Curiosità (2ª parte)

Se cerró en lluvia. Durante las últimas semanas la humedad se había cebado en la atmósfera y, por ende, en los cuerpos, las paredes, las ropas y las vidas. La saturación del ambiente conllevaba el andar cansino de los animales y el sopor de la gente iba en aumento. Del ocaso llegaban nubes plomizas, a su pesadez amenazante se le sumaba un intenso aparato eléctrico que se desfogaba bien entrada la noche. El olor de los jazmines se había tornado nauseabundo en casa de Carlos e Inés.

En aquellos días, Carlos no tenía que hacer ningún esfuerzo por despertarse para espiar a su amada, a las tres y diez de la madrugada abría los ojos sin remedio. La sonámbula se dedicaba ahora a otros menesteres noctívagos. A través de un teléfono inexistente mantenía largas conversaciones con un misterioso interlocutor. “Lo haré, lo haré…” decía. Otras noches Carlos la sorprendía detenida ante la pared de la habitación, como si mirara con sus ojos entreabiertos muy lejos, hacia un horizonte situado a veinte centímetros.

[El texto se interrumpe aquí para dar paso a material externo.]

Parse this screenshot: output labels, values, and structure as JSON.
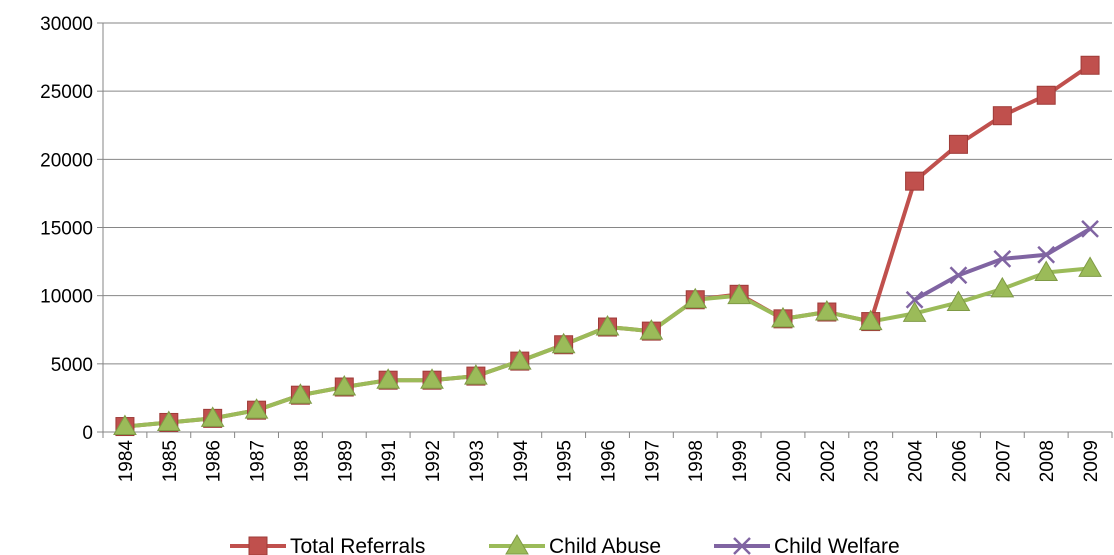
{
  "chart_data": {
    "type": "line",
    "title": "",
    "xlabel": "",
    "ylabel": "",
    "categories": [
      "1984",
      "1985",
      "1986",
      "1987",
      "1988",
      "1989",
      "1991",
      "1992",
      "1993",
      "1994",
      "1995",
      "1996",
      "1997",
      "1998",
      "1999",
      "2000",
      "2002",
      "2003",
      "2004",
      "2006",
      "2007",
      "2008",
      "2009"
    ],
    "ylim": [
      0,
      30000
    ],
    "yticks": [
      0,
      5000,
      10000,
      15000,
      20000,
      25000,
      30000
    ],
    "grid": true,
    "legend_position": "bottom",
    "series": [
      {
        "name": "Total Referrals",
        "color": "#c0504d",
        "marker": "square",
        "values": [
          400,
          700,
          1000,
          1600,
          2700,
          3300,
          3800,
          3800,
          4100,
          5200,
          6400,
          7700,
          7400,
          9700,
          10100,
          8300,
          8800,
          8100,
          18400,
          21100,
          23200,
          24700,
          26900
        ]
      },
      {
        "name": "Child Abuse",
        "color": "#9bbb59",
        "marker": "triangle",
        "values": [
          400,
          700,
          1000,
          1600,
          2700,
          3300,
          3800,
          3800,
          4100,
          5200,
          6400,
          7700,
          7400,
          9700,
          10000,
          8300,
          8800,
          8100,
          8700,
          9500,
          10500,
          11700,
          12000
        ]
      },
      {
        "name": "Child Welfare",
        "color": "#8064a2",
        "marker": "x",
        "values": [
          null,
          null,
          null,
          null,
          null,
          null,
          null,
          null,
          null,
          null,
          null,
          null,
          null,
          null,
          null,
          null,
          null,
          null,
          9700,
          11500,
          12700,
          13000,
          14900
        ]
      }
    ]
  }
}
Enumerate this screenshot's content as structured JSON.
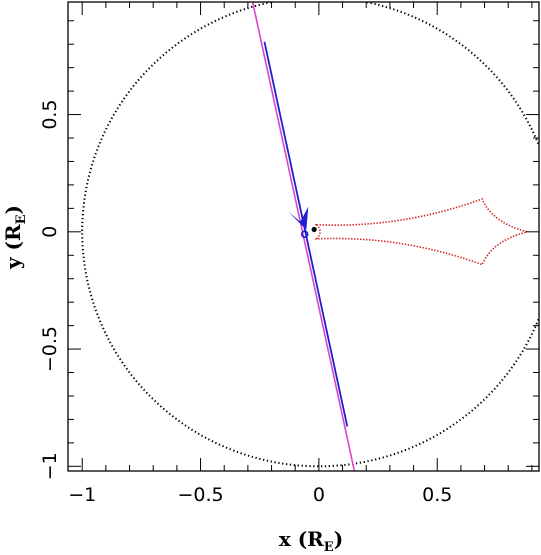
{
  "chart_data": {
    "type": "scatter",
    "xlabel": "x (R",
    "xlabel_sub": "E",
    "xlabel_close": ")",
    "ylabel": "y (R",
    "ylabel_sub": "E",
    "ylabel_close": ")",
    "xlim": [
      -1.06,
      0.93
    ],
    "ylim": [
      -1.02,
      0.98
    ],
    "x_ticks": [
      {
        "value": -1,
        "label": "−1"
      },
      {
        "value": -0.5,
        "label": "−0.5"
      },
      {
        "value": 0,
        "label": "0"
      },
      {
        "value": 0.5,
        "label": "0.5"
      }
    ],
    "y_ticks": [
      {
        "value": -1,
        "label": "−1"
      },
      {
        "value": -0.5,
        "label": "−0.5"
      },
      {
        "value": 0,
        "label": "0"
      },
      {
        "value": 0.5,
        "label": "0.5"
      }
    ],
    "einstein_ring": {
      "center": [
        0,
        0
      ],
      "radius": 1.0,
      "color": "#000000",
      "style": "dotted"
    },
    "source_trajectory": {
      "points": [
        [
          -0.28,
          0.98
        ],
        [
          0.15,
          -1.02
        ]
      ],
      "color": "#d946c8"
    },
    "model_trajectory": {
      "points": [
        [
          -0.23,
          0.81
        ],
        [
          0.12,
          -0.83
        ]
      ],
      "color": "#1f1fd0"
    },
    "caustic": {
      "color": "#d42020",
      "cusps": [
        [
          -0.01,
          0.03
        ],
        [
          0.88,
          0.0
        ],
        [
          0.69,
          0.14
        ],
        [
          0.69,
          -0.14
        ],
        [
          -0.01,
          -0.03
        ]
      ]
    },
    "lens_point": {
      "x": -0.02,
      "y": 0.01,
      "color": "#000000"
    },
    "source_circle": {
      "x": -0.06,
      "y": -0.01,
      "color": "#1f1fd0"
    },
    "direction_arrow": {
      "x": -0.07,
      "y": 0.03,
      "color": "#1f1fd0"
    }
  }
}
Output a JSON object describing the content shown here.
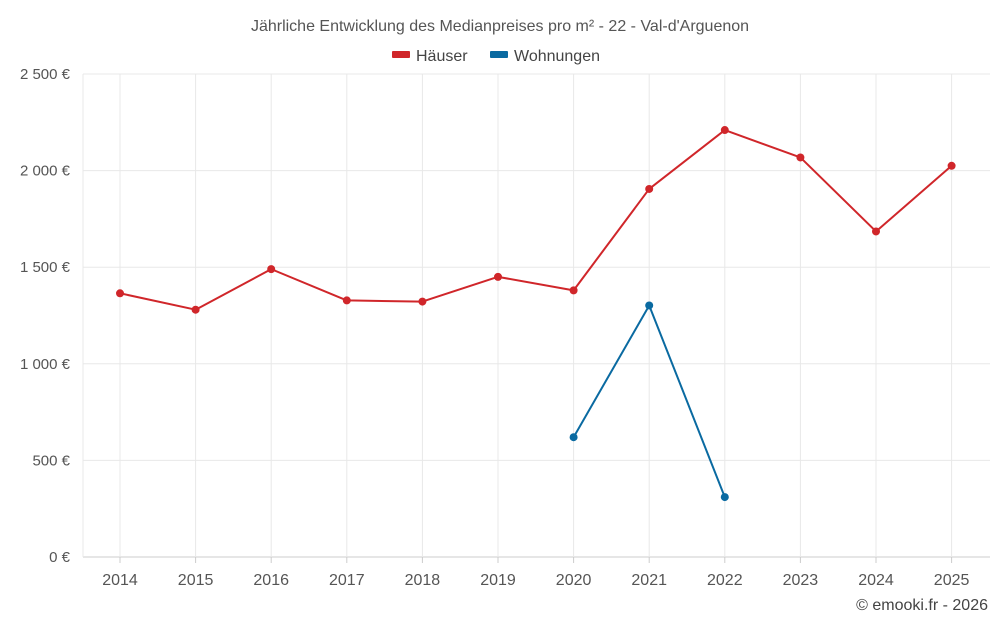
{
  "chart_data": {
    "type": "line",
    "title": "Jährliche Entwicklung des Medianpreises pro m² - 22 - Val-d'Arguenon",
    "categories": [
      "2014",
      "2015",
      "2016",
      "2017",
      "2018",
      "2019",
      "2020",
      "2021",
      "2022",
      "2023",
      "2024",
      "2025"
    ],
    "series": [
      {
        "name": "Häuser",
        "color": "#d0262a",
        "values": [
          1365,
          1280,
          1490,
          1328,
          1322,
          1450,
          1380,
          1905,
          2210,
          2068,
          1685,
          2025
        ]
      },
      {
        "name": "Wohnungen",
        "color": "#0a6aa1",
        "values": [
          null,
          null,
          null,
          null,
          null,
          null,
          620,
          1302,
          310,
          null,
          null,
          null
        ]
      }
    ],
    "yticks": [
      0,
      500,
      1000,
      1500,
      2000,
      2500
    ],
    "ytick_labels": [
      "0 €",
      "500 €",
      "1 000 €",
      "1 500 €",
      "2 000 €",
      "2 500 €"
    ],
    "ylim": [
      0,
      2500
    ],
    "xlabel": "",
    "ylabel": "",
    "grid": true,
    "legend_position": "top-center"
  },
  "credit": "© emooki.fr - 2026"
}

¿Es normal sentir miedo de alguien a quien amas? ¿No era Inés una muchacha dulce y tranquila? “No, no” se decía Carlos, “es esta maldita humedad, es ese fétido olor, es la electricidad estática, es la falta de sueño, es… Pero ¿qué es lo que dice que hará? ¿con quién habla? ”. Debía desembarazarse de aquellos estúpidos pensamientos. La química le ayudó, un cóctel de analgésicos para el dolor de cabeza y somníferos para conciliar el sueño hizo que las siete noches siguientes durmiera sin interrupciones. No obstante, era inevitable que a la mañana siguiente elucubrara sobre lo que Inés habría hecho esa noche. Tenía la sensación de estar perdiéndose acontecimientos de una importancia vital. “La curiosidad otra vez”, pensó. “Esta noche no habrá pastillas.”

Eran las tres y diez e Inés no estaba en su cama. Ni en la habitación. Salió descalzo en su busca. El sigilo propio de un gato que utilizó le hizo sentirse ridículo. Más parecía un hombre intentando sorprender a un intruso que un marido voyeur regodeándose impune ante la durmiente inocencia de su esposa. Él era el curioso, el fisgón de sus sueños, mientras que “el otro” la acompañaba, le hablaba, la obligaba a afirmar “Si, lo haré, lo haré…” Se odiaba a si mismo cuando penetró en la cocina. La sonámbula estaba descalza, una delicada estatua de mármol blanco, el pelo negro inerme sobre su espalda, los ojos serenos, medio cerrados, una leve sonrisa en sus labios, la mano derecha lacia sobre el costado, la mano izquierda despiadadamente agarrotada, apretando con furia un cuchillo.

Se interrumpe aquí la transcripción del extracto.